There's lots more at the link, but here are two graphs to give an idea of what's happening:
Notice that the US isn't included. But there's a second graph that includes NYC--which is a total disaster compared to basically everywhere else in the US:
In light of this, it's worth quoting from the conclusion at Zerohedge, if for no other reason than to show how optimistic my "narrative" actually is:
Bloomberg on Sunday reported that the number of severe respiratory infections reported in Mexico over the past two months, coinciding with the end of flu season, were up more than 50% compared with last year. Experts working for the Mexican government quietly told Bloomberg that the increase is likely 100% attributable to the virus.

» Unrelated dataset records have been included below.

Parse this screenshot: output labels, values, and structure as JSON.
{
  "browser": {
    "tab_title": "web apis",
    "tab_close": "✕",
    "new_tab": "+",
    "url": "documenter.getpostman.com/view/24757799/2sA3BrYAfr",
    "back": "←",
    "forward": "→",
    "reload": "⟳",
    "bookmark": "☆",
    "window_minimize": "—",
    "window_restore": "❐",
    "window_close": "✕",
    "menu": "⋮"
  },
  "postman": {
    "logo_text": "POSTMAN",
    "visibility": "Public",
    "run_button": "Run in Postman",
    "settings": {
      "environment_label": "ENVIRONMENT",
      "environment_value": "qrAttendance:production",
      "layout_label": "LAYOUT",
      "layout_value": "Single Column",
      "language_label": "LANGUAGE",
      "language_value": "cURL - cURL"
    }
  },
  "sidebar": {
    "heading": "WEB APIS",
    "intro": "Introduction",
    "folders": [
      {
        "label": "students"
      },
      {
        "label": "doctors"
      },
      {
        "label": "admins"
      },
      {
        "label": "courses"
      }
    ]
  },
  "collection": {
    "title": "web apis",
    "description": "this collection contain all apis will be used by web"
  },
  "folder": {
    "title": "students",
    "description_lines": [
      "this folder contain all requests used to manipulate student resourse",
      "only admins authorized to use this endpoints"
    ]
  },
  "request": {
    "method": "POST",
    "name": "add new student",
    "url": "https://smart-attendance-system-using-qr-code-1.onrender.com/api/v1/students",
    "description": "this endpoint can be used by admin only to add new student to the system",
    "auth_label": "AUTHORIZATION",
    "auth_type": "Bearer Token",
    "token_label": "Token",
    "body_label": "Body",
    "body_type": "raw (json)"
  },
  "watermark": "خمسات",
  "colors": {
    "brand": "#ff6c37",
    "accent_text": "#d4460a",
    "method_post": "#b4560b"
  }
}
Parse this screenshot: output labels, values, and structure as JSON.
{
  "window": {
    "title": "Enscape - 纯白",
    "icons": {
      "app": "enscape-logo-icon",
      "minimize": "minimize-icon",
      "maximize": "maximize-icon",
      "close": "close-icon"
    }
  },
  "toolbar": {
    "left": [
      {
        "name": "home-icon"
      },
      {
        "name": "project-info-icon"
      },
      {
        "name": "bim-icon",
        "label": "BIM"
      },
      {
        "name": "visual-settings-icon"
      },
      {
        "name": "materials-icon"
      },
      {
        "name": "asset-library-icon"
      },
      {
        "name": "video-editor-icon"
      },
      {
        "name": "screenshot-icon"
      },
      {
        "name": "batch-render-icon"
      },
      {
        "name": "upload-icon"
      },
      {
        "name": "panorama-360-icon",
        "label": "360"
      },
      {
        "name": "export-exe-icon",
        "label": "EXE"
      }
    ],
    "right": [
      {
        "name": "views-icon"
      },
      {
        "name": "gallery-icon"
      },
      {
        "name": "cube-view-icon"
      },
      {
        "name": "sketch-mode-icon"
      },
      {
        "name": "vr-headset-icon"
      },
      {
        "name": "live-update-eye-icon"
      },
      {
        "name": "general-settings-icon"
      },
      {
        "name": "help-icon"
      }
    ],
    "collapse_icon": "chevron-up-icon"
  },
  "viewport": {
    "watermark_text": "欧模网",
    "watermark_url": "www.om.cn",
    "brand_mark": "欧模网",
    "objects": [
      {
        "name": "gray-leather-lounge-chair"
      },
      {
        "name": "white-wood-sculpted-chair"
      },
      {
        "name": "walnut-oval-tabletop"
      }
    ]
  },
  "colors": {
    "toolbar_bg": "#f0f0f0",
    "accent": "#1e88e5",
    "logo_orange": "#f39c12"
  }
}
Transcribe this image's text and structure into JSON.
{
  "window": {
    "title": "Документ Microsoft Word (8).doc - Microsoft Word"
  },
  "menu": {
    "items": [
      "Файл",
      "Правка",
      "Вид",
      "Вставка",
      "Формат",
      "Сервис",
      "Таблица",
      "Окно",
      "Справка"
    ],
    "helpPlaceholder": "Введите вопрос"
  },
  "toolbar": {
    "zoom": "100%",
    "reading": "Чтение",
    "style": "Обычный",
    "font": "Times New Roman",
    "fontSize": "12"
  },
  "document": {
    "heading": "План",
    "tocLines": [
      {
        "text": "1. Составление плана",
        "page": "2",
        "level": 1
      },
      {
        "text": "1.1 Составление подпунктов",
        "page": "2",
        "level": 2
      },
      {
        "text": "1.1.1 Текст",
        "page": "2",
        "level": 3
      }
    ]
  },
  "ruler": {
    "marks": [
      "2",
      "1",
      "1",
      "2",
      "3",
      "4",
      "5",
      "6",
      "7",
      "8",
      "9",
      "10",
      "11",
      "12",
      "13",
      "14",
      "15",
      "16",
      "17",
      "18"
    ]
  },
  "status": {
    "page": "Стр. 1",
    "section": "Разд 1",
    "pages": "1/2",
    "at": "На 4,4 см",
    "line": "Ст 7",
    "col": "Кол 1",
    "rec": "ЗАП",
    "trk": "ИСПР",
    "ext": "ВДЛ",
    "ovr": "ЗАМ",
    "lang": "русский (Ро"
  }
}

To be sure, the FT doesn't question the general trends displayed in global data - well, at least not in developed countries like the US and Italy. But it's just the latest reminder that armchair experts claiming that the true mortality rate for the virus is actually a small fraction of a percent are likely also gravely underestimating the total number of deaths that have gone underreported.
This just means that the grainy videos released by brave Wuhanese during the early days of the outbreak remain the most reliable indicators of what the novel coronavirus is capable of if left unchecked.
Though they've been wiped from the Chinese Internet, millions around the world witnessed the videos of dead bodies of the elderly in the streets, hospital hallways packed with the doomed, pandemonium, chaos - and Party officials firing up the crematorium out back.